Healthcare Technology Featured Article

July 05, 2016

Real-Time Benefit Inquiry: A New Kind of Clinical Decision Support



Pilots are underway to test real-time benefit inquiry (RTBI).  The article below from Pooja Babbrah looks at progress the industry is making toward making RTBI a reality.

Clinical decision support (CDS) has long been recognized as a set of tools that can improve clinical decision making and patient safety, both as functionalities in electronic health records (EHRs) and electronic prescribing (ePrescribing) systems. Familiar examples include computerized alerts and reminders to care providers and patients, clinical guidelines and condition-specific order sets. Now the definition of CDS is being broadened to include other tools that provide “knowledge and person-specific information, intelligently filtered or presented at appropriate times.” One of the newest is the real-time benefit inquiry (RTBI), whose value lies in its potential for providing real-time, patient-specific formulary and benefit information at the point of care.

Why benefit verification? Benefit verification is a key step in the ePrescribing process because it helps the clinician know if a medication will be covered under a patient’s medical insurance coverage or prescription benefit coverage; if covered, how much a patient’s insurance will pay and how much the patient is responsible for paying. This is important for several reasons. Prescribing a medication that is not covered by insurance can cause treatment delays while the pharmacy and insurance company identify an alternative that is on formulary. This also can result in claim denials and a bad experience at the pharmacy. High out-of-pocket costs to the patient for an off-formulary drug can lead to prescription abandonment and medication noncompliance. The latter results in as much as $289 billion a year in unnecessary deaths, needless hospitalizations and doctor visits, and lost productivity.

Benefits checks and ePrescribing. Today’s ePrescribing systems and EHRs with ePrescribing modules already have the ability to perform formulary and benefit (F&B) checks. While the information is useful, it is not as complete, accurate or timely as a clinician would prefer. That is why RTBI is viewed as a useful adjunct to today’s ePrescribing F&B check. RTBI provides real-time information about patient-specific utilization management programs (such as prior authorization and step therapy), true out-of-pocket costs for a medication (specific copay/coinsurance amount and deductible information), alternative pharmacy pricing (such as for a 90-day supply) and which pharmacy will be most cost effective in light of the patient’s insurance coverage and available pharmacy benefit. This should help the prescriber identify the most cost-effective medication at the point of prescribing. It also should result in a cleaner prescription, which will minimize treatment delays and unacceptable out-of-pocket costs to the patient.

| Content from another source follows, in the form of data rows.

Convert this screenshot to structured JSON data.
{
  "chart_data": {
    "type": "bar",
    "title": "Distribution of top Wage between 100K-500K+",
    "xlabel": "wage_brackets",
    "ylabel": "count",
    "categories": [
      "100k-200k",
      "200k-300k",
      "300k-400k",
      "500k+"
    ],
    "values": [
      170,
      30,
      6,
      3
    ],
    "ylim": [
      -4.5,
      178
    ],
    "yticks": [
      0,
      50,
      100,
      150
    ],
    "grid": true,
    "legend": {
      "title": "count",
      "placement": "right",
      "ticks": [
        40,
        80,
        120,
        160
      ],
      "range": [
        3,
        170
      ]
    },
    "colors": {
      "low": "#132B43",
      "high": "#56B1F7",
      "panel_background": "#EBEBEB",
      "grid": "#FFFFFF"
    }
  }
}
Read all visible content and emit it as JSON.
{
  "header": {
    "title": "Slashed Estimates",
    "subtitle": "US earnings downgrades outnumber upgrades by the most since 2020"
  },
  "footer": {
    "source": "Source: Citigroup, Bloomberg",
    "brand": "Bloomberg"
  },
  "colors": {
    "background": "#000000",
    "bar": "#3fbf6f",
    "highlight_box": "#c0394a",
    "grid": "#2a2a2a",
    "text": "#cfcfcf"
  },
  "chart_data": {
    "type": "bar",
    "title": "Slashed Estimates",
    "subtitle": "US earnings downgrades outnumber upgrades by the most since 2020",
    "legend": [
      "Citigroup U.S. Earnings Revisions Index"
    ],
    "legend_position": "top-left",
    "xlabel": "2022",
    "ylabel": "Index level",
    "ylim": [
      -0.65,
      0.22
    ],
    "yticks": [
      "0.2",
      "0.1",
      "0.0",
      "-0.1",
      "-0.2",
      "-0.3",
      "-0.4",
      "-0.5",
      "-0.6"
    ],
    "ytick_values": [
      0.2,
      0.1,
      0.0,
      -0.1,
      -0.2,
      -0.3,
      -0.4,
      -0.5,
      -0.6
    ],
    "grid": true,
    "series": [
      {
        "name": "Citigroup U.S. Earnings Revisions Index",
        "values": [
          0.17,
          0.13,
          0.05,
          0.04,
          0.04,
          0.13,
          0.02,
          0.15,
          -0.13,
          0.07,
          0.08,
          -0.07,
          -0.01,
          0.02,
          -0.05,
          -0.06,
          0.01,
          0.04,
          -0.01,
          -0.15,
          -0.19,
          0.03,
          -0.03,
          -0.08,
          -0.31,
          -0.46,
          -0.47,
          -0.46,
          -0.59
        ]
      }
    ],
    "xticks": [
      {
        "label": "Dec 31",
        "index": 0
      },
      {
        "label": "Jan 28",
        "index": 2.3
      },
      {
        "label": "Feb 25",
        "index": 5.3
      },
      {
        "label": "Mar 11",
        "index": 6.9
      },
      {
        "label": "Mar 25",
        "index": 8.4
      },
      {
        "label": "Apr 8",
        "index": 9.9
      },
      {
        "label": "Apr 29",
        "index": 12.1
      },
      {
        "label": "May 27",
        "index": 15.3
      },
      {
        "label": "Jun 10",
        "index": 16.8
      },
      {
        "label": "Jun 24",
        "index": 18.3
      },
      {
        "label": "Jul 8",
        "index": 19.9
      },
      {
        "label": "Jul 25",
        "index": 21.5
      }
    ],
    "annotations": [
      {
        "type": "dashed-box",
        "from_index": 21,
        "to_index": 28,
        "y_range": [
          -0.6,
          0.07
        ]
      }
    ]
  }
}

RTBI Progress. The industry is already making progress toward making RTBI a reality. At the National Council for Prescription Drug Programs (NCPDP) annual meeting in early May, Point-of-Care Partners (POCP) co-presented a session on RTBI with DrFirst and Humana. The latter two presenters discussed how their companies’ partnership created a recently launched RTBI service, which is based on a modified version of the NCPDP Telecomm D.0 Standard. Early results of this service show that prescriber behavior changes when the RTBI reveals that a drug isn’t covered by a patient’s insurance. In addition, use of the RTBI increases adoption of the new electronic prior authorization standard, which ultimately will increase speed to therapy. 

The Future of RTBI. In terms of incorporating RTBI in EHRs, it’s not a question of standards so much as prioritization of development, which depends on what the government is requiring or what business model is being used by clients. Both payers and EHRs have expenses and a lot on their plates, so fitting in new ways of communicating formulary information must be prioritized and placed accordingly in the development queue. However, given the broader definition of CDS that has emerged and the early results we are starting to see in the marketplace, payers and EHRs are likely to put RTBI development into their product road maps sooner rather than later. RTBI is a sophisticated CDS component, and it will continue to be an example of how providing clinical decision support at the point of care will help improve patient health and safety.

Pooja is a Senior Consultant for Point-of-Care Partners. With more than 20 years’ experience in various healthcare services and health care IT companies, Pooja understands the perspectives of all stakeholders including PBMs, health plans, patients, physicians, ePrescribing and EHR vendors and hospitals/health systems.